Lizette and her family were finally forced on to a rusting freighter and made to lie on a cargo of bird fertiliser during a voyage, through stormy seas, to the slums of Port Louis, Mauritius. Within months, she had lost Jollice, aged eight, and Regis, aged ten months. "They died of sadness," she said. "The eight-year-old had seen the horror of what had happened to the dogs. The doctor said he could not treat sadness."

Since 2000, no fewer than nine high court judgments have described these British government actions as "illegal", "outrageous" and "repugnant". One ruling cited Magna Carta, which says no free man can be sent into exile. In desperation, the Blair government used the royal prerogative - the divine right of kings - to circumvent the courts and parliament and to ban the islanders from even visiting the Chagos. When this, too, was overturned by the high court, the government was rescued by the law lords, of whom a majority of one (three to two) found for the government in a scandalously inept, political manner. In the weasel, almost flippant words of Lord Hoffmann, "the right of abode is a creature of the law. The law gives it and the law takes it away." Forget Magna Carta. Human rights are in the gift of three stooges doing the dirty work of a government, itself lawless.

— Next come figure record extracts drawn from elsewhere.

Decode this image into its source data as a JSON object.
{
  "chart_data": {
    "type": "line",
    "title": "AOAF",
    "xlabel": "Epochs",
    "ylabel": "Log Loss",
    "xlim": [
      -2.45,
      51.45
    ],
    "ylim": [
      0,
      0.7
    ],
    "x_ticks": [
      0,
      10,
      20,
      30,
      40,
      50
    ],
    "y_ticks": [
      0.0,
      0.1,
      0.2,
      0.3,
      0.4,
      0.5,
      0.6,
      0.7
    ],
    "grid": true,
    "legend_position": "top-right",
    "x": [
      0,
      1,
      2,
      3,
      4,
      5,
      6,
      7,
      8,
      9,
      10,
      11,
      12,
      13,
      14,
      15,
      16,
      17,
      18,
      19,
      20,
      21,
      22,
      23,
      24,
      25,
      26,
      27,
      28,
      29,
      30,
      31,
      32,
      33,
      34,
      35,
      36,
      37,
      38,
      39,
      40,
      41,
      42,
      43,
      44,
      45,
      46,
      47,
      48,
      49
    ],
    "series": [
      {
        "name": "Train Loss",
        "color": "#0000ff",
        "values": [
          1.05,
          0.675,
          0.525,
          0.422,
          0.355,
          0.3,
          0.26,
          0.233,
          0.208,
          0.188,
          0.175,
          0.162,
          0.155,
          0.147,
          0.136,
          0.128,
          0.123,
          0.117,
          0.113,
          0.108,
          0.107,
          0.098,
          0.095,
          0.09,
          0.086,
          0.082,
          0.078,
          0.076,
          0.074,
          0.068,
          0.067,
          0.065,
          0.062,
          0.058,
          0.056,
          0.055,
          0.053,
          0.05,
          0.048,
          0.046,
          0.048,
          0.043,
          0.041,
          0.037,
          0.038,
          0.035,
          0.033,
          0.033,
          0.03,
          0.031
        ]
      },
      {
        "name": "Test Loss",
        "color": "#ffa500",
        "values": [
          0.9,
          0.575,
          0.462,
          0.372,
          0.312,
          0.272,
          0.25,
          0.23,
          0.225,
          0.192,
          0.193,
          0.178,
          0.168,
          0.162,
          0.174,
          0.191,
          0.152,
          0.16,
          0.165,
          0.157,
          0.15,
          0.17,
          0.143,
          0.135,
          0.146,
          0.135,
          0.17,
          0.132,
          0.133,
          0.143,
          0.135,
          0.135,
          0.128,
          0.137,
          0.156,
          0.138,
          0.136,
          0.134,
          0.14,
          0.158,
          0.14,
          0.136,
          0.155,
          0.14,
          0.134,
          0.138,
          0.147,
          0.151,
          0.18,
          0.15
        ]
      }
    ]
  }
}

As the official files show, the Chagos conspiracy and cover-up involved three prime ministers and 13 cabinet ministers, including those who approved "the plan". But elite corruption is unspeakable in Britain. I know of no work of serious scholarship on this crime against humanity. The honourable exception is the work of the historian Mark Curtis, who describes the Chagossians as "unpeople".

The reason for this silence is ideological. Courtier commentators and media historians obstruct our view of the recent past, ensuring, as Harold Pinter pointed out in his Nobel Prize acceptance speech, that while the "systematic brutality, the widespread atrocities, the ruthless suppression of independent thought" in Stalinist Russia were well known in the west, the great state crimes of western governments "have only been superficially recorded, let alone documented".

Typically, the pop historian Tristram Hunt writes in the Observer (23 November): "Nestling in the slipstream of American hegemony served us well in the 20th century. The bonds of culture, religion, language and ideology ensured Britain a postwar economic bailout, a nuclear deterrent and the continuing ability to 'punch above our weight' on the world stage. Thanks to US patronage, our story of decolonisation was for us a relatively painless affair . . ."

Not a word of this drivel hints at the transatlantic elite's Cold War paranoia, which put us all in mortal danger, or the rapacious Anglo-American wars that continue to claim untold lives. As part of the "bonds" that allow us to "punch above our weight", the US gave Britain a derisory $14m discount off the price of Polaris nuclear missiles in exchange for the Chagos Islands, whose "painless decolonisation" was etched on Lizette Talatte's face the other day. Never forget, Lord Hoffmann, that she, too, will die of sadness.